The law made changes to the remarriage rules for Dependency and Indemnity Compensation (DIC). Effective Jan. 5, 2021, a veteran’s surviving spouse who remarries after the veteran’s death will remain eligible for the benefit paid by the VA if the spouse is at least 55 years old. The remarriage must have occurred on or after that date.
Prior to this change in the law, surviving spouses who remarried before their 57th birthday lost eligibility for the benefit.
What Is Dependency and Indemnity Compensation?
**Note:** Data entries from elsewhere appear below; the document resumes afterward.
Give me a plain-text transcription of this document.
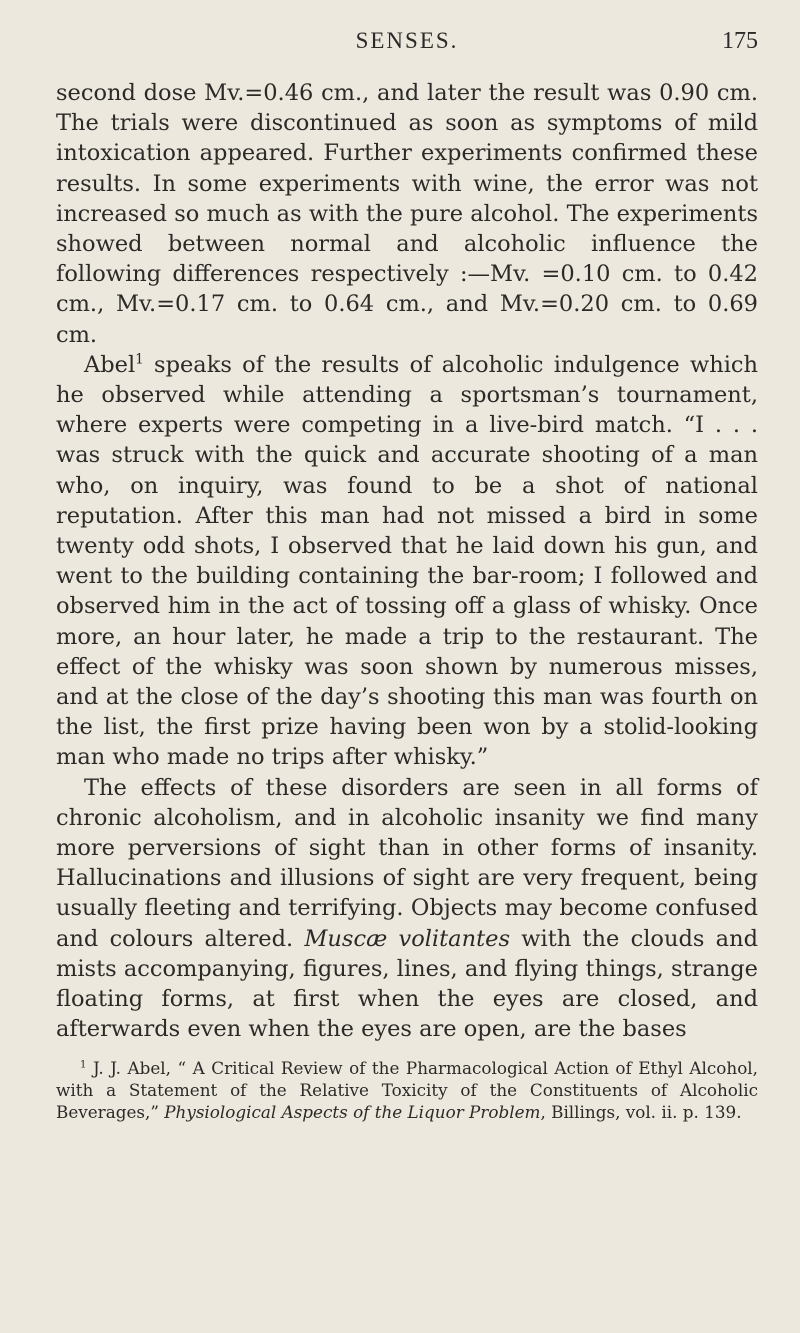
SENSES.	175

second dose Mv.=0.46 cm., and later the result was 0.90 cm. The trials were discontinued as soon as symptoms of mild intoxication appeared. Further experiments confirmed these results. In some experiments with wine, the error was not increased so much as with the pure alcohol. The experiments showed between normal and alcoholic influence the following differences respectively :—Mv. =0.10 cm. to 0.42 cm., Mv.=0.17 cm. to 0.64 cm., and Mv.=0.20 cm. to 0.69 cm.

Abel$^1$ speaks of the results of alcoholic indulgence which he observed while attending a sportsman’s tournament, where experts were competing in a live-bird match. “I . . . was struck with the quick and accurate shooting of a man who, on inquiry, was found to be a shot of national reputation. After this man had not missed a bird in some twenty odd shots, I observed that he laid down his gun, and went to the building containing the bar-room; I followed and observed him in the act of tossing off a glass of whisky. Once more, an hour later, he made a trip to the restaurant. The effect of the whisky was soon shown by numerous misses, and at the close of the day’s shooting this man was fourth on the list, the first prize having been won by a stolid-looking man who made no trips after whisky.”

The effects of these disorders are seen in all forms of chronic alcoholism, and in alcoholic insanity we find many more perversions of sight than in other forms of insanity. Hallucinations and illusions of sight are very frequent, being usually fleeting and terrifying. Objects may become confused and colours altered. Muscæ volitantes with the clouds and mists accompanying, figures, lines, and flying things, strange floating forms, at first when the eyes are closed, and afterwards even when the eyes are open, are the bases

$^1$ J. J. Abel, “ A Critical Review of the Pharmacological Action of Ethyl Alcohol, with a Statement of the Relative Toxicity of the Constituents of Alcoholic Beverages,” Physiological Aspects of the Liquor Problem, Billings, vol. ii. p. 139.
DIC is a monthly benefit paid to eligible survivors of certain deceased veterans, including survivors of:
- Military members who died while on active duty
- Veterans whose death was the result of a service-related injury or disease
- Veterans whose death wasn’t related to their service but who received VA disability compensation
The monthly tax-free benefit is currently more than $1,300.
To be eligible for DIC, the surviving spouse must have been married to a service member who died on active duty or married a veteran whose death was service-connected. There are other rules regarding when the marriage occurred, if there are children or if the marriage was terminated due to divorce.
If the spouse remarries after the veteran dies, they can remain eligible for the benefit if the date of remarriage is on or after Dec. 16, 2003, and they are at least 57 years old.
Effective Jan. 5, 2021, that age limit dropped to 55.
The surviving children of a qualifying veteran are also eligible for the DIC benefit if they are unmarried and under 18, or between the ages of 18 and 23 and attending school. Certain adult children who cannot provide for themselves due to physical or mental disabilities also can be entitled to DIC. Some surviving parents may be eligible for the benefit if they meet income limits.